[qi:032] President-elect Barack Obama is asking Congress to delay the transition that will force the nation’s TV broadcasts to switch from analog to digital signals. Depending on how long the delay is, it could affect the deployment of several services destined for the spectrum currently occupied by those analog TV signals. Those services range from Verizon’s (s VZ) LTE deployment to Qualcomm’s (s QCOM) plans to broadcast mobile digital televison in markets such as San Francisco and Miami.
A research report from investment bank Stifel Nicolaus Associates downplays the risks of a short delay, as long as it doesn’t extend past mid-May, but it also points out that the move could leave the door open to further delays.
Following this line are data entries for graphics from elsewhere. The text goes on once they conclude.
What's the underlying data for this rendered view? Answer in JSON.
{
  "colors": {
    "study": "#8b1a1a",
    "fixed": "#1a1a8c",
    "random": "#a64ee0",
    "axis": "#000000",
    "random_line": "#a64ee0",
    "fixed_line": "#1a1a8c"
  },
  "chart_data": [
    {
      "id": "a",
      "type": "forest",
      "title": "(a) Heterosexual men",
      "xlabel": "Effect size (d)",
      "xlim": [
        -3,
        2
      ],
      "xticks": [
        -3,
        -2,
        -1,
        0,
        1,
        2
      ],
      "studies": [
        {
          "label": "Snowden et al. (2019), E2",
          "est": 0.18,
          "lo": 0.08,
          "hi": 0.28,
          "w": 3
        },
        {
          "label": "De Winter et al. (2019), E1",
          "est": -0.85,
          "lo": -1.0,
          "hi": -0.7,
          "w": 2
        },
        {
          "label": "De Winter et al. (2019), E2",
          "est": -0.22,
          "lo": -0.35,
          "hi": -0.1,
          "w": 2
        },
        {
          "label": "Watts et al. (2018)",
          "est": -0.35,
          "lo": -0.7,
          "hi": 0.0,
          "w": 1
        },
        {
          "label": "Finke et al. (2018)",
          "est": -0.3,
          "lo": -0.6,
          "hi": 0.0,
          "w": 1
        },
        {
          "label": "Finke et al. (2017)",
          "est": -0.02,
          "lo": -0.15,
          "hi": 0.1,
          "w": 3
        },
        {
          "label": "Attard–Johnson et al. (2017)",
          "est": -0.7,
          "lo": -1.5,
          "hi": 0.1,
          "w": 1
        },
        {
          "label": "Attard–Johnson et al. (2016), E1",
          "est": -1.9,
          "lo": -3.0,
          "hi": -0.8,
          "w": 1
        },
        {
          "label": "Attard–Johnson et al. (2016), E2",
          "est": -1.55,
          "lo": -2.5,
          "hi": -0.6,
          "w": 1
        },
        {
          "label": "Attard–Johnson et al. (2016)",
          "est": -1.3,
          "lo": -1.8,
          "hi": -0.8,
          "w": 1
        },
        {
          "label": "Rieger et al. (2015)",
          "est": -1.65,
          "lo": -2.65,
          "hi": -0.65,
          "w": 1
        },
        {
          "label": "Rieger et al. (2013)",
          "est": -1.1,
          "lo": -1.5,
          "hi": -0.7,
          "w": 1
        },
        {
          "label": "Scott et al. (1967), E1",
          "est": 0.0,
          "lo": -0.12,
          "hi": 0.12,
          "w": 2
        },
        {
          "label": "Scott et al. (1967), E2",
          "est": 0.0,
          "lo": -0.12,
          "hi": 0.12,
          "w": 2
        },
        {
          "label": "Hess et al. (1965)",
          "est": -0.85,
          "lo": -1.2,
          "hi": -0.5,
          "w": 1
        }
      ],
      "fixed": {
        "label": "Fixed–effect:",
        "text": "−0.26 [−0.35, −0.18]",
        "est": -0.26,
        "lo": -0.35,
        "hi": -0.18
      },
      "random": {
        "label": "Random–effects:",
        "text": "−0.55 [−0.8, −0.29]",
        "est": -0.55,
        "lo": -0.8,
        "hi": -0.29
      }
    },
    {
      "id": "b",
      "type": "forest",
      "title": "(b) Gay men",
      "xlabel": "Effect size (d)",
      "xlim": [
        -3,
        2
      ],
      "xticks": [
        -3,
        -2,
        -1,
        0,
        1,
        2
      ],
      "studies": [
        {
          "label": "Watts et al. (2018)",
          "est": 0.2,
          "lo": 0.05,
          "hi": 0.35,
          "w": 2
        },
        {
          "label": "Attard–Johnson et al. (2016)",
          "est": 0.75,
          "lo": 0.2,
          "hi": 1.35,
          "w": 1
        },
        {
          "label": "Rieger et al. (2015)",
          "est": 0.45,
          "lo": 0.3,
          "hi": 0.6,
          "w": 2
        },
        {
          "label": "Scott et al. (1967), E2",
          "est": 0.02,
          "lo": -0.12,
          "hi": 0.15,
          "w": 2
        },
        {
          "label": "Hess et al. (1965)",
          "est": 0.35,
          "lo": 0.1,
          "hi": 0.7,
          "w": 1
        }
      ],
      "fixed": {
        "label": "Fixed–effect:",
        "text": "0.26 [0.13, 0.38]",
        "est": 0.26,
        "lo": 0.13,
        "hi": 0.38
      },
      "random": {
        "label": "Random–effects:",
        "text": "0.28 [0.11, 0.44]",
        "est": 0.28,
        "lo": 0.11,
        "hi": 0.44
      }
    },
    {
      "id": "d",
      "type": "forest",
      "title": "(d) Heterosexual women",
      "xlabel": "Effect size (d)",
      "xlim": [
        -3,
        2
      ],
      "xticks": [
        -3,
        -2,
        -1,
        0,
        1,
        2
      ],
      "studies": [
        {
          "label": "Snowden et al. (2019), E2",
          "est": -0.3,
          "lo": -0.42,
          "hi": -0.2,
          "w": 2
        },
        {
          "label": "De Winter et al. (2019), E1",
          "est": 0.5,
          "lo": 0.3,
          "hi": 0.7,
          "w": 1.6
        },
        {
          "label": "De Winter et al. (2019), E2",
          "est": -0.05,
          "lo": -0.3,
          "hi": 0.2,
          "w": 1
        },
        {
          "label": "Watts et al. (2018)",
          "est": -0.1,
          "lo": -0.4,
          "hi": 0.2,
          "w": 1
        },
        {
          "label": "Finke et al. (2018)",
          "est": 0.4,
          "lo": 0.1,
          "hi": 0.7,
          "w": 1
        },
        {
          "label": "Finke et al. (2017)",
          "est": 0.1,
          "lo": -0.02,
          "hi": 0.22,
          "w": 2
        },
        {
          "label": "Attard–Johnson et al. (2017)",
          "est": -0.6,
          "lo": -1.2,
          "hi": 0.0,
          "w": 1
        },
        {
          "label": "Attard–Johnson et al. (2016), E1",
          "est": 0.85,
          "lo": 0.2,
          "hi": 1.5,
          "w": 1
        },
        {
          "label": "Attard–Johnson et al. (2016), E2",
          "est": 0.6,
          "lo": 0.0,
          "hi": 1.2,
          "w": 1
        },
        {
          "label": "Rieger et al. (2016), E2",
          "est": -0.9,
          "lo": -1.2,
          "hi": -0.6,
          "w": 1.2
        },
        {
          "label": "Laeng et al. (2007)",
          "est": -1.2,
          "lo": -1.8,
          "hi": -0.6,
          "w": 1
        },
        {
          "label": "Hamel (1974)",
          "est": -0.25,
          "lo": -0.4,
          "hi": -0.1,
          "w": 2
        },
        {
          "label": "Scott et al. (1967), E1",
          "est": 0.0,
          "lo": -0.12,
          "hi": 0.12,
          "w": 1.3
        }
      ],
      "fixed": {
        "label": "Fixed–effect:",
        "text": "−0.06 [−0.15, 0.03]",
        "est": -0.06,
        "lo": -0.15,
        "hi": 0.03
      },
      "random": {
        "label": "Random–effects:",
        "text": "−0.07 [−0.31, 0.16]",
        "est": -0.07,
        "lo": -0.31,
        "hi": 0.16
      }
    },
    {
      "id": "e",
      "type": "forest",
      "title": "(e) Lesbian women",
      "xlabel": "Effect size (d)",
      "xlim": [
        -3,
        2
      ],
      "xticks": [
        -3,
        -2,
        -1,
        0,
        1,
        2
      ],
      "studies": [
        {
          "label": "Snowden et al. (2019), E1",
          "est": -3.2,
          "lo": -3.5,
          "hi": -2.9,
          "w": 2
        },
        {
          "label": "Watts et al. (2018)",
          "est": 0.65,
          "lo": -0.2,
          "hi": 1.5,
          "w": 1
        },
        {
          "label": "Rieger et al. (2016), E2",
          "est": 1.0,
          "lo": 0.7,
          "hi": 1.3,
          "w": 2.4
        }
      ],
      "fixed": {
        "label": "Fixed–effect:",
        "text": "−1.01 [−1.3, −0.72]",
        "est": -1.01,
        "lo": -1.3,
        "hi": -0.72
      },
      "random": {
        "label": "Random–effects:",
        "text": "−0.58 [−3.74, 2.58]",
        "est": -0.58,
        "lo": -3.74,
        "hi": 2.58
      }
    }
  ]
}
From the report:
We do not believe an extension of this length would significantly affect any of the winning bidders of the 700 MHz spectrum, including most significantly Verizon Wireless and AT&T (s T). We believe the broadcasters would be quietly relieved.
Obama’s request came a few days after the program that issued coupons to offset the cost of digital converter boxes said it would run out of money and could not respond to all the requests for coupons. Consumer’s Union, the organization that publishes Consumer Reports, issued a statment saying, “The federal government is getting $19 billion from selling the analog TV spectrum, while people with analog TVs have to go out and spend their own money for a converter box.” It asked Congress to wait.
While we wait on Congress, white spaces broadband will be on hold (it’s designed to occupy spaces between the digital signals in the DTV spectrum); any deployments by cell phones companies in their 700 MHz bands will be paused, including Verizon’s aggressive plans for deploying LTE; and Cox Cable’s wireless plans will also face a delay as the company plans to use 700 MHz spectrum for some of its services. Perhaps the most immediate effects would be felt by Qualcomm, which has ambitious plans to turn on its MediaFLO mobile TV service in some markets as soon as the digital conversion is complete.
Given that a few million people are likely to be affected by the DTV switch and that it’s unclear if Qualcomm even has that many mobile TV subscribers, I suppose the wait will still benefit the greater number of people. However, if delays start pushing back white spaces and LTE, it’s time to accept that there will always be people who will wake up one day surprised and angry to find their analog TV dark. Perhaps the affected spectrum owners can find the laggards and show up at their door with new TVs.